Sarraj: Yes, after decades of dictatorship and a violent revolution, that's only natural.
SPIEGEL: Now Europe is struggling with the refugee crisis. Do you sense this has made the West more understanding?
Sarraj: It has gotten better lately. The West is trying to understand and help Libya. Illegal migration creates problems for Libya as it does for the West. But above all else it's a humanitarian catastrophe for all of those who are fleeing and for their families. The crisis has three dimensions: a humanitarian one, a financial one and a criminal one. Libya is a bridge to the West for migrants and smugglers. Unfortunately, our southern area, the desert, is open, and the borders there are open.
SPIEGEL: Is Libya doing everything it possibly can in this crisis?
Sarraj: We have built up good relations with our neighboring countries, and we are working on borders with joint controls. Our view is that people who are caught should be sent back to their countries of origin. We cannot be their home, because of our unstable situation we cannot take them in.
SPIEGEL: The man who is possibly the biggest human trafficker in Libya lives in Sabratha. It is believed that he smuggles at least one-third of all migrants coming to Europe, or around 50,000 per year.
Sarraj: These kinds of networks are bigger than individuals -- they exist in Libya but also in neighboring countries and in Europe. We are talking with Germany, Italy, the EU. We will lead the fight together in order to save the refugees and beat the smugglers.
SPIEGEL: Do you also expect more engagement on this issue from Europe?
Sarraj: Yes, there are two levels of cooperation. One is that the Europeans should apply pressure on the surrounding countries in the south. On Chad, Niger, Mali. So that the border controls work and are taken seriously. The border soldiers on both sides require training. And as for Operation Sophia in the Mediterranean: We hope that the Europeans will modernize and support our navy, so that it can play its role. It is very weak.
SPIEGEL: Why does an architect become a prime minister?
Sarraj: That's difficult to answer. I was asked. It's an experience, that I can tell you.
SPIEGEL: You couldn't have said "no"?
Sarraj: I couldn't. It's a national duty. By the way, I have endurance, and the architect's way of thinking can be useful when it comes to finding political solutions.
SPIEGEL: How so?
Sarraj: Purposeful planning.

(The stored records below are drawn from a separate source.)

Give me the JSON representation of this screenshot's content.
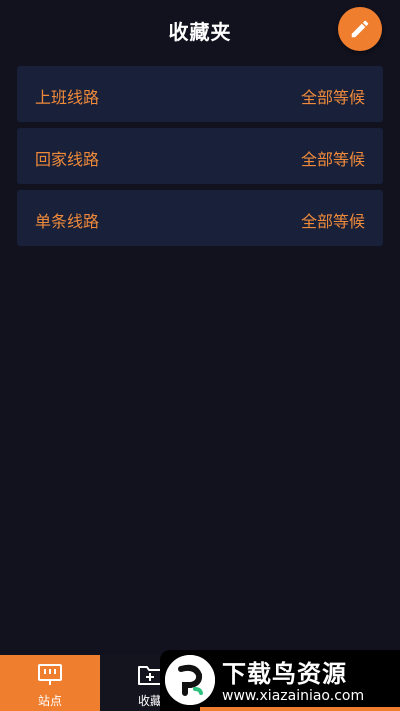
{
  "header": {
    "title": "收藏夹",
    "edit_icon": "pencil-icon"
  },
  "routes": [
    {
      "name": "上班线路",
      "status": "全部等候"
    },
    {
      "name": "回家线路",
      "status": "全部等候"
    },
    {
      "name": "单条线路",
      "status": "全部等候"
    }
  ],
  "bottom_nav": {
    "tabs": [
      {
        "label": "站点",
        "icon": "bus-stop-icon",
        "active": true
      },
      {
        "label": "收藏",
        "icon": "folder-add-icon",
        "active": false
      }
    ]
  },
  "watermark": {
    "title": "下载鸟资源",
    "url": "www.xiazainiao.com"
  },
  "colors": {
    "background": "#12121f",
    "accent": "#ef7e2f",
    "card": "#19203a"
  }
}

Exactitude.
SPIEGEL: Will you wage a look into the future: Is Libya more likely to develop in the direction of Somalia or in the direction of, let's say, Italy.
Sarraj: We will not become like Somalia.
SPIEGEL: What kind of Libya would you like to leave behind for your successor?

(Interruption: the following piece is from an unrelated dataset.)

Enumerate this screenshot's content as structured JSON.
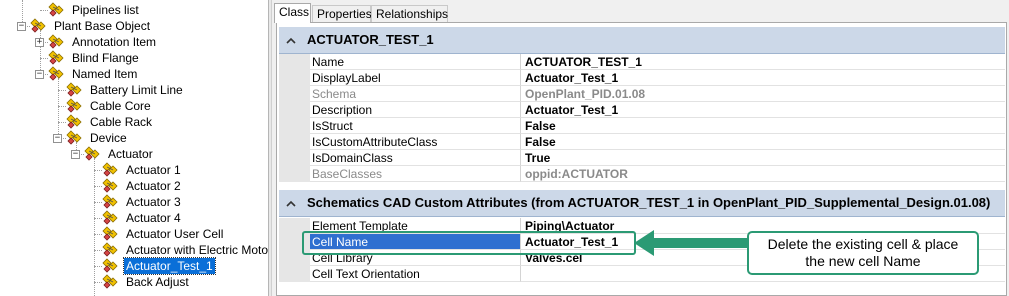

Sarraj: A secure and stable one, a prosperous one in which the people smile once again; our people have suffered very much and have a right to prosperity and security. One with better relationships to its neighbors, one in which the state functions and has the sole right to the use of force. One that is free of the Islamic State and one that has a self-evident place in the international community.
SPIEGEL: Mr. Prime Minister, we thank you for this interview.